Millbrae’s 75 miles of pipes provide clean water to 23,000 customers. Because of continual responses to breaks in the system and increased wholesale water costs, the City’s budget for long-term capital improvements has shrunk by more than 60% over the past 7 years.
“The major problem we are facing is the San Francisco Public Utilities Commission (SFPUC) has raised our wholesale water rates by 176%. Since we haven’t passed those increases on to our customers, we have significantly less funding to do permanent main replacements,” said Chan.
The San Francisco Public Utilities Commission (SFPUC) provides Millbrae with 100% of its water from a variety of regional sources, including Hetch Hetchy. In 2012, in order to address long needed attention to its own infrastructure backlogs and ensure reliable water sourcing, the SFPUC began a $900 million infrastructure upgrade to the Hetch Hetchy Reservoir.

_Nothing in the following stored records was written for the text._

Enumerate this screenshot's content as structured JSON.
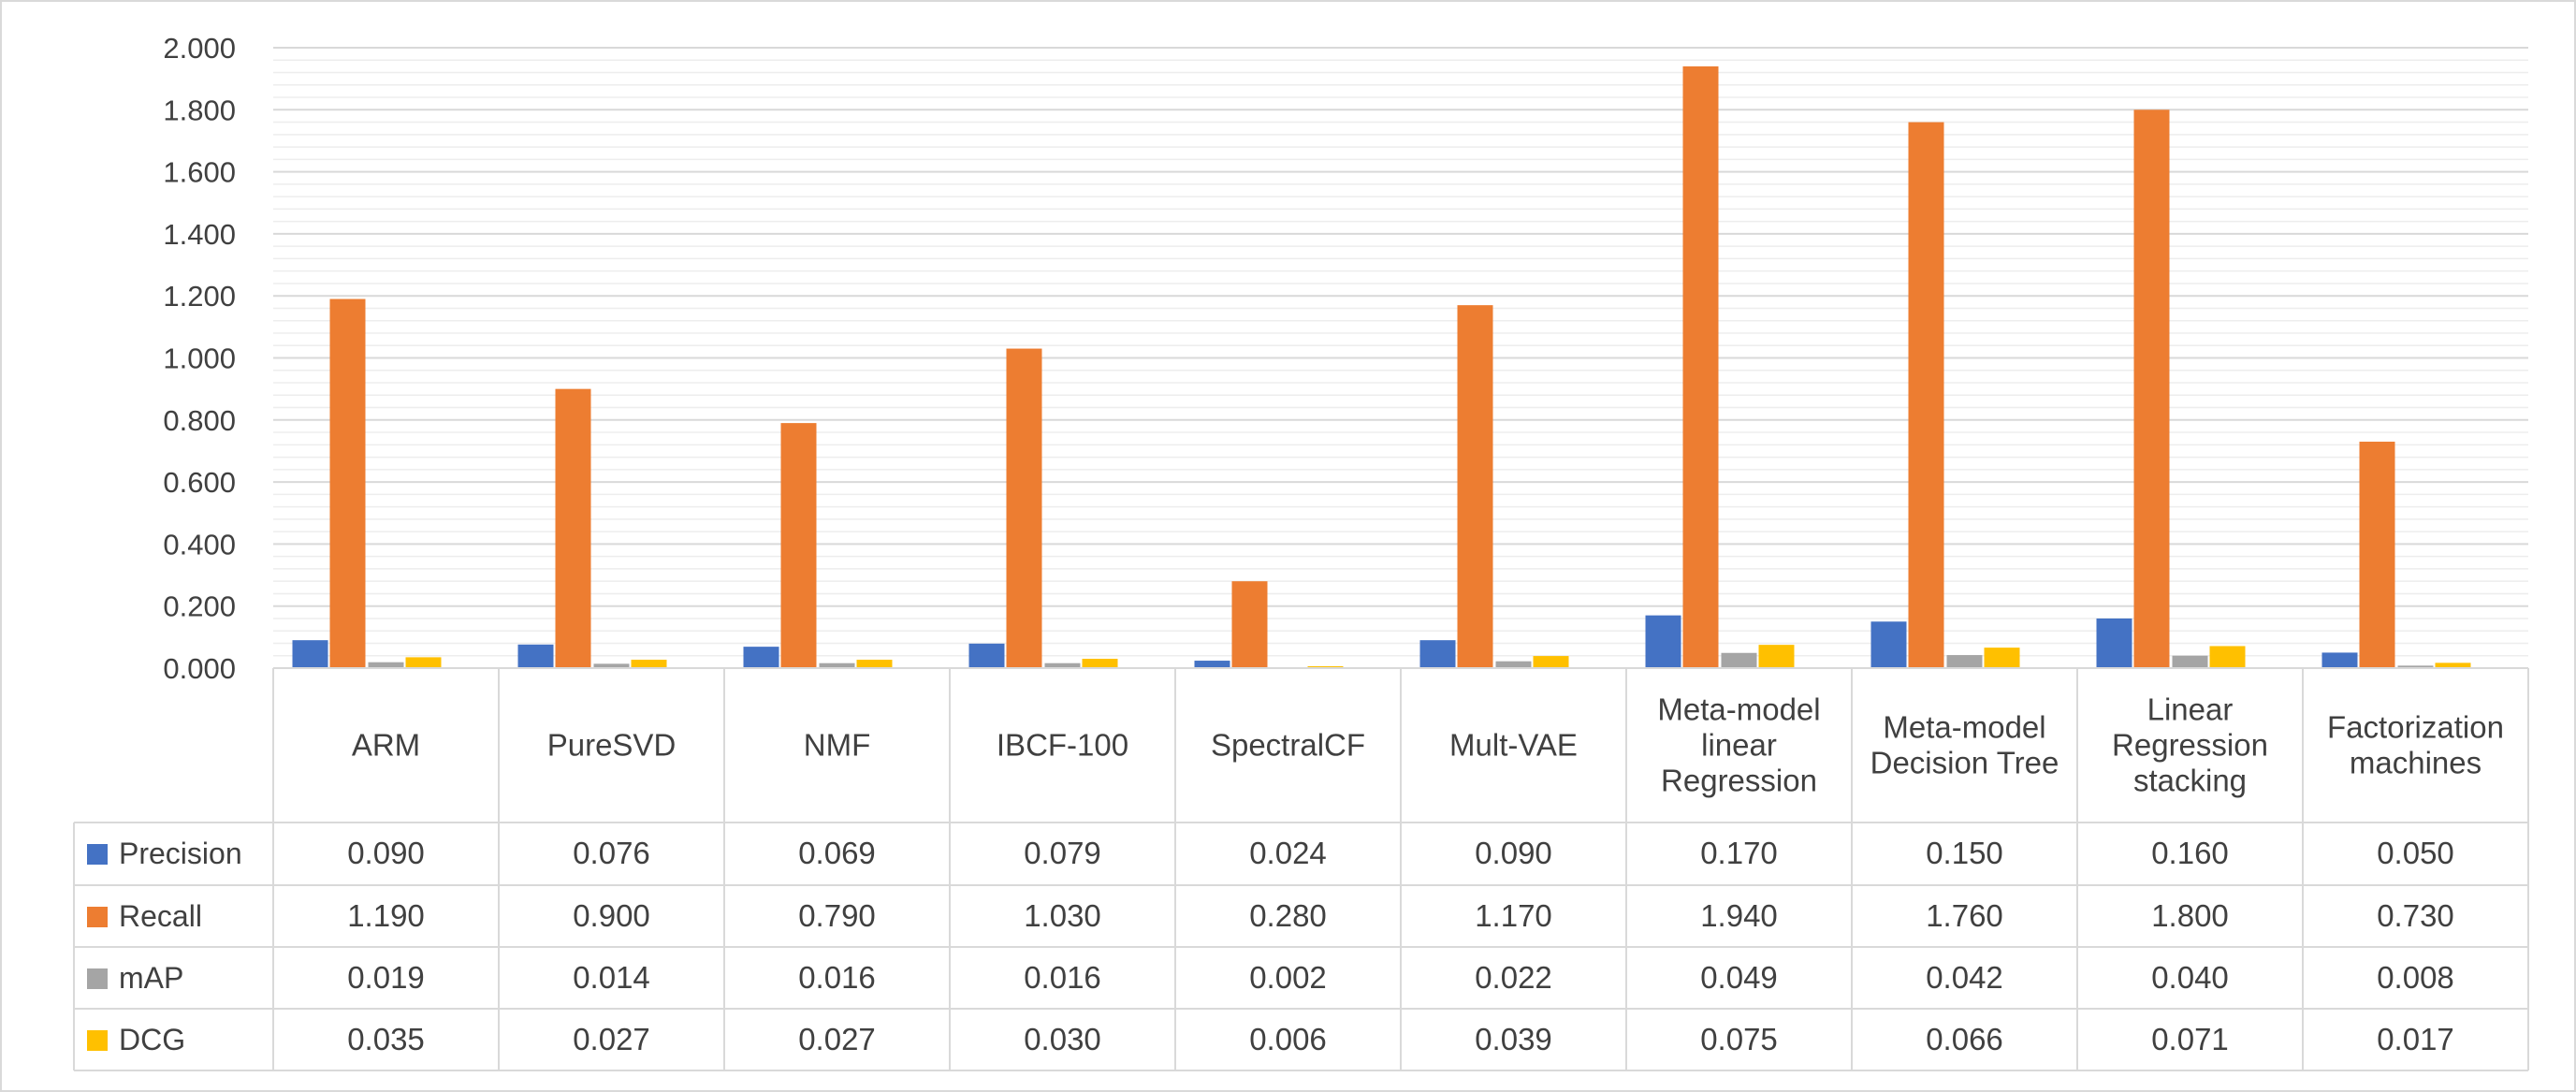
{
  "chart_data": {
    "type": "bar",
    "categories": [
      [
        "ARM"
      ],
      [
        "PureSVD"
      ],
      [
        "NMF"
      ],
      [
        "IBCF-100"
      ],
      [
        "SpectralCF"
      ],
      [
        "Mult-VAE"
      ],
      [
        "Meta-model",
        "linear",
        "Regression"
      ],
      [
        "Meta-model",
        "Decision Tree"
      ],
      [
        "Linear",
        "Regression",
        "stacking"
      ],
      [
        "Factorization",
        "machines"
      ]
    ],
    "series": [
      {
        "name": "Precision",
        "color": "#4472C4",
        "values": [
          0.09,
          0.076,
          0.069,
          0.079,
          0.024,
          0.09,
          0.17,
          0.15,
          0.16,
          0.05
        ],
        "labels": [
          "0.090",
          "0.076",
          "0.069",
          "0.079",
          "0.024",
          "0.090",
          "0.170",
          "0.150",
          "0.160",
          "0.050"
        ]
      },
      {
        "name": "Recall",
        "color": "#ED7D31",
        "values": [
          1.19,
          0.9,
          0.79,
          1.03,
          0.28,
          1.17,
          1.94,
          1.76,
          1.8,
          0.73
        ],
        "labels": [
          "1.190",
          "0.900",
          "0.790",
          "1.030",
          "0.280",
          "1.170",
          "1.940",
          "1.760",
          "1.800",
          "0.730"
        ]
      },
      {
        "name": "mAP",
        "color": "#A5A5A5",
        "values": [
          0.019,
          0.014,
          0.016,
          0.016,
          0.002,
          0.022,
          0.049,
          0.042,
          0.04,
          0.008
        ],
        "labels": [
          "0.019",
          "0.014",
          "0.016",
          "0.016",
          "0.002",
          "0.022",
          "0.049",
          "0.042",
          "0.040",
          "0.008"
        ]
      },
      {
        "name": "DCG",
        "color": "#FFC000",
        "values": [
          0.035,
          0.027,
          0.027,
          0.03,
          0.006,
          0.039,
          0.075,
          0.066,
          0.071,
          0.017
        ],
        "labels": [
          "0.035",
          "0.027",
          "0.027",
          "0.030",
          "0.006",
          "0.039",
          "0.075",
          "0.066",
          "0.071",
          "0.017"
        ]
      }
    ],
    "ylim": [
      0,
      2.0
    ],
    "yticks": [
      "0.000",
      "0.200",
      "0.400",
      "0.600",
      "0.800",
      "1.000",
      "1.200",
      "1.400",
      "1.600",
      "1.800",
      "2.000"
    ],
    "grid": true,
    "legend": "data-table-left",
    "title": "",
    "xlabel": "",
    "ylabel": ""
  }
}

Since then, in order to finance those improvements, the SFPUC has progressively increased its wholesale water rates for Millbrae and other cities in the Bay Area. Instead of passing these rate increases on to residents, Millbrae’s water utility is paying for these increases by deferring needed capital improvements.
In 2009, Millbrae used only 30% of its budget to pay for water from the SFPUC, leaving 70% of customer revenues to fund operations, maintenance and capital improvements. Today, it spends more than 50% for water purchases, even taking into account decreases in annual water usage, leaving fewer dollars for proactive capital improvements and system replacements.

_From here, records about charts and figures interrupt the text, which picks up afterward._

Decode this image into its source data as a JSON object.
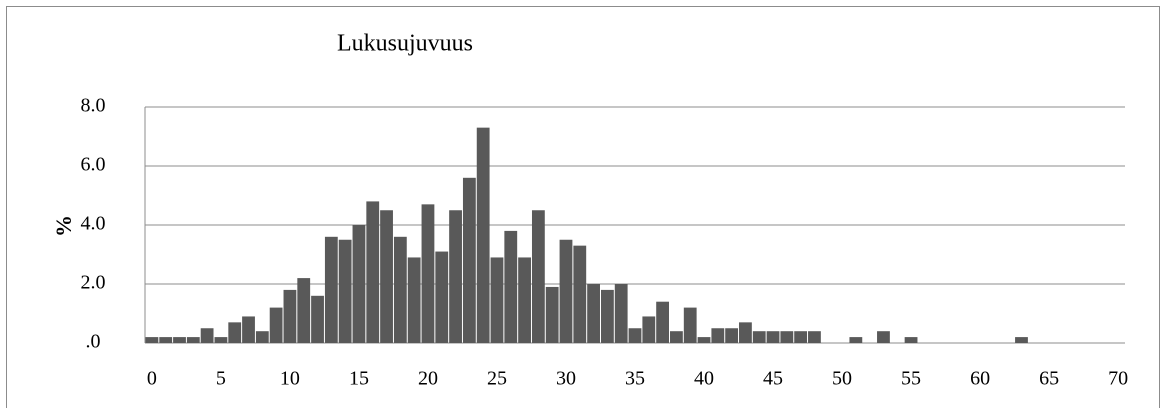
{
  "chart_data": {
    "type": "bar",
    "title": "Lukusujuvuus",
    "y_label": "%",
    "categories": [
      "0",
      null,
      null,
      null,
      null,
      "5",
      null,
      null,
      null,
      null,
      "10",
      null,
      null,
      null,
      null,
      "15",
      null,
      null,
      null,
      null,
      "20",
      null,
      null,
      null,
      null,
      "25",
      null,
      null,
      null,
      null,
      "30",
      null,
      null,
      null,
      null,
      "35",
      null,
      null,
      null,
      null,
      "40",
      null,
      null,
      null,
      null,
      "45",
      null,
      null,
      null,
      null,
      "50",
      null,
      null,
      null,
      null,
      "55",
      null,
      null,
      null,
      null,
      "60",
      null,
      null,
      null,
      null,
      "65",
      null,
      null,
      null,
      null,
      "70"
    ],
    "values": [
      0.2,
      0.2,
      0.2,
      0.2,
      0.5,
      0.2,
      0.7,
      0.9,
      0.4,
      1.2,
      1.8,
      2.2,
      1.6,
      3.6,
      3.5,
      4.0,
      4.8,
      4.5,
      3.6,
      2.9,
      4.7,
      3.1,
      4.5,
      5.6,
      7.3,
      2.9,
      3.8,
      2.9,
      4.5,
      1.9,
      3.5,
      3.3,
      2.0,
      1.8,
      2.0,
      0.5,
      0.9,
      1.4,
      0.4,
      1.2,
      0.2,
      0.5,
      0.5,
      0.7,
      0.4,
      0.4,
      0.4,
      0.4,
      0.4,
      0,
      0,
      0.2,
      0,
      0.4,
      0,
      0.2,
      0,
      0,
      0,
      0,
      0,
      0,
      0,
      0.2,
      0,
      0,
      0,
      0,
      0,
      0,
      0
    ],
    "color": "#595959",
    "ylim": [
      0,
      8
    ],
    "yticks": [
      {
        "value": 0,
        "label": ".0"
      },
      {
        "value": 2,
        "label": "2.0"
      },
      {
        "value": 4,
        "label": "4.0"
      },
      {
        "value": 6,
        "label": "6.0"
      },
      {
        "value": 8,
        "label": "8.0"
      }
    ],
    "grid": true
  }
}
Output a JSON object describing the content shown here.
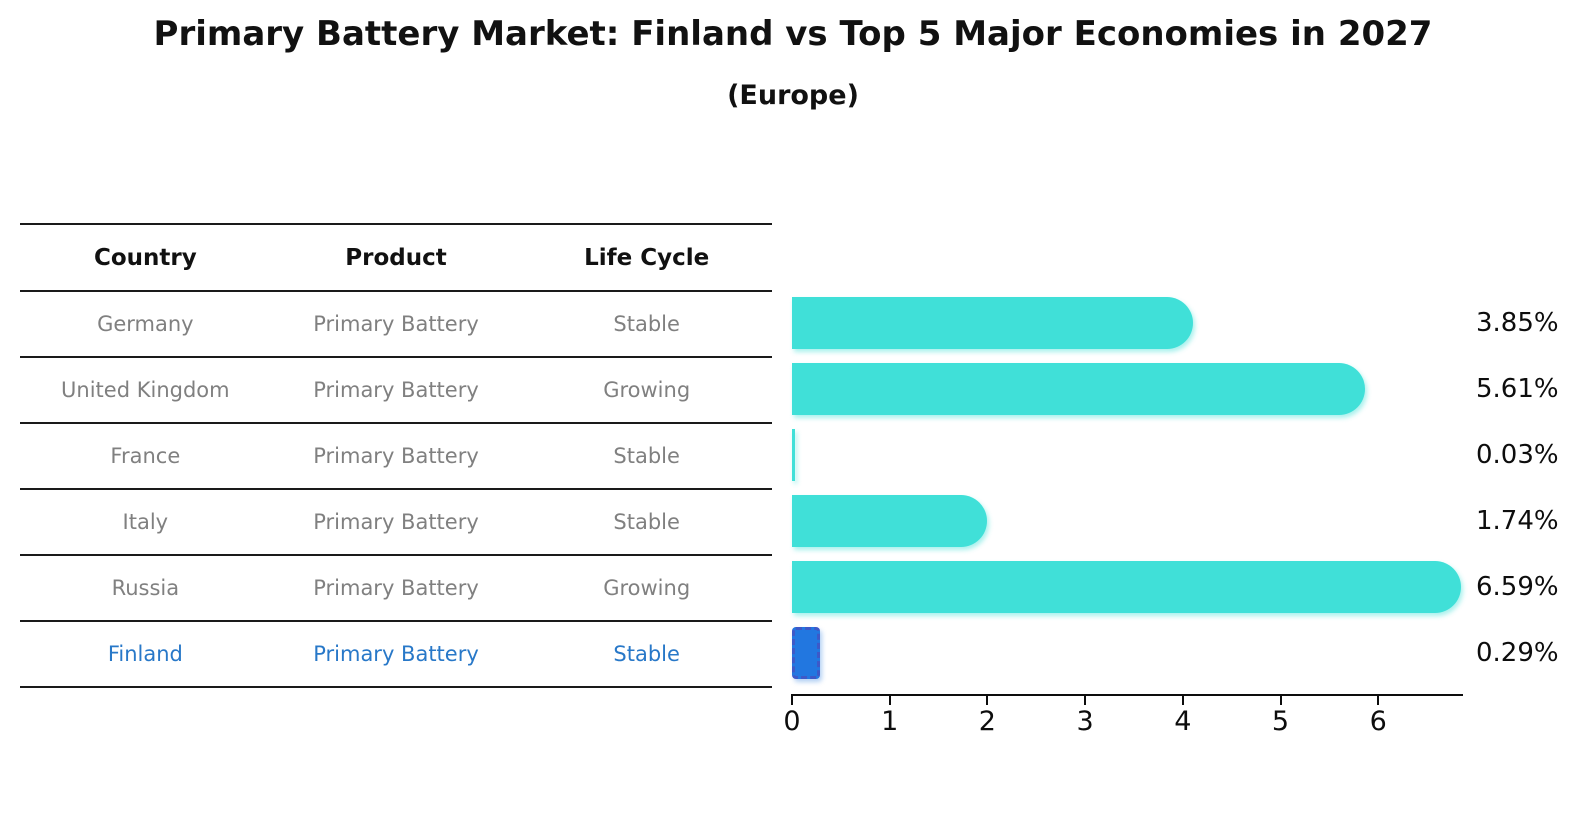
{
  "title": "Primary Battery Market: Finland vs Top 5 Major Economies in 2027",
  "subtitle": "(Europe)",
  "table": {
    "headers": [
      "Country",
      "Product",
      "Life Cycle"
    ],
    "rows": [
      {
        "country": "Germany",
        "product": "Primary Battery",
        "life_cycle": "Stable",
        "highlight": false
      },
      {
        "country": "United Kingdom",
        "product": "Primary Battery",
        "life_cycle": "Growing",
        "highlight": false
      },
      {
        "country": "France",
        "product": "Primary Battery",
        "life_cycle": "Stable",
        "highlight": false
      },
      {
        "country": "Italy",
        "product": "Primary Battery",
        "life_cycle": "Stable",
        "highlight": false
      },
      {
        "country": "Russia",
        "product": "Primary Battery",
        "life_cycle": "Growing",
        "highlight": false
      },
      {
        "country": "Finland",
        "product": "Primary Battery",
        "life_cycle": "Stable",
        "highlight": true
      }
    ]
  },
  "chart_data": {
    "type": "bar",
    "orientation": "horizontal",
    "categories": [
      "Germany",
      "United Kingdom",
      "France",
      "Italy",
      "Russia",
      "Finland"
    ],
    "values": [
      3.85,
      5.61,
      0.03,
      1.74,
      6.59,
      0.29
    ],
    "value_labels": [
      "3.85%",
      "5.61%",
      "0.03%",
      "1.74%",
      "6.59%",
      "0.29%"
    ],
    "highlight_index": 5,
    "x_ticks": [
      "0",
      "1",
      "2",
      "3",
      "4",
      "5",
      "6"
    ],
    "xlim": [
      0,
      6.86
    ],
    "grid": false,
    "legend": "none",
    "title": "Primary Battery Market: Finland vs Top 5 Major Economies in 2027 (Europe)",
    "xlabel": "",
    "ylabel": ""
  },
  "colors": {
    "bar_fill": "#40E0D8",
    "highlight_fill": "#2277E0",
    "highlight_border": "#3D59C8",
    "highlight_text": "#2878C8",
    "row_text": "#808080",
    "header_text": "#111111",
    "line": "#1a1a1a"
  }
}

“We need to shift from continual emergency repairs to preventative maintenance,” said Chan. “Public Works recommends replacing 2% of the City’s water pipelines each year over a 50-year period. This replacement rate can be increased to 4% or more, but the 2% rate reduces financial stress on the City and would lower the impacts of street construction interruptions on residents and businesses.”
At the City Council’s direction, the Public Works Department will host two more study sessions in the near future to review system repair options and funding needs. Times, dates and locations of those will be announced as they become available.